Thursday, August 7, 2025: Michael Dwayne Smith's "Do You Remember the Last Stars of Visalia?"
Michael Dwayne Smith is the author of five books, including a forthcoming poetry collection, Shaking Music from the Angry Air (Sheila-Na-Gig Editions, September 2025); his work haunts many literary houses, including Heavy Feather Review, ONE ART, Third Wednesday, New World Writing Quarterly, decomP, Heron Tree, Gargoyle, Monkeybicycle, and Star 82 Review. He's a recipient of the Hinderaker Poetry Prize, the Polonsky Prize for fiction, and several Pushcart Prize/Best of the Net nominations.

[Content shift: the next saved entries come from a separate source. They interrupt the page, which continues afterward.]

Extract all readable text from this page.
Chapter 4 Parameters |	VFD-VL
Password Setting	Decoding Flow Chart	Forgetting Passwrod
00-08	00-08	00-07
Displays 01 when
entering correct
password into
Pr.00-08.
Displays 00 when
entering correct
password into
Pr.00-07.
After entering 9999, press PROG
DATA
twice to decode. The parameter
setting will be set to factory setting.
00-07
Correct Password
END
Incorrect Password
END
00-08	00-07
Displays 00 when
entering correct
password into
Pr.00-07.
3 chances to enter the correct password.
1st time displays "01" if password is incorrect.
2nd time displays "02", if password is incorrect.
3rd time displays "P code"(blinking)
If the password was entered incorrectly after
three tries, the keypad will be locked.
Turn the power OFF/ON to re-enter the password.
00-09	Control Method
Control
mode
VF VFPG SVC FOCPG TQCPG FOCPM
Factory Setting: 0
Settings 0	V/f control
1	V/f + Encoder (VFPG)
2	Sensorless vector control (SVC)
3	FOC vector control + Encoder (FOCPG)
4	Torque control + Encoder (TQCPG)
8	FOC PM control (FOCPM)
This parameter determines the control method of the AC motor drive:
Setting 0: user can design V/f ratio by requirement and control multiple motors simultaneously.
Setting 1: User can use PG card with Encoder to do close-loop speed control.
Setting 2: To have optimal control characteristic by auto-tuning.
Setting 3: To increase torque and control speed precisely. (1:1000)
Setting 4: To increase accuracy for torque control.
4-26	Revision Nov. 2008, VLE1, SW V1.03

He lives near a Mojave Desert ghost town with his family, rescued horses, and Calamity the California calico cat.
Do You Remember the Last Stars of Visalia?
We took a Greyhound up Route 99, chugging through
San Joaquin Valley, the day overtaken with haze
and drizzle, past lingering rolls of farmland, graffitied
bridges, little Tipton’s railroad ghosts, knots of trees
tied to the Tule Rivers, through Tulare, small fieldhand
towns dotted with pickups and boots and cantinas, us
chatting up the driver, a doctoral-dropout revolutionary
who flirted with you using stolen quotes by Neruda and
Paz—could you tell then I was in love with you—sky
finally clearing in Visalia, as the sun washed out behind
a Venice Hills horizon. We checked in, found a bar,
laughed at a crack you made about a Diane Wakoski
poem, lines where she says something like, “I’m gonna
dance on your grave, old man,” him “stepping on
her shadow once too often,” and I knew you were
talking about me. When we meandered back to the hotel,
I thought of Levis, in Winter Stars, how “in California,
light is closer,” but I’m getting those lines wrong, I told
myself, then we went upstairs, undressed in silence,
spent the last of the best of us in a settled rental bed.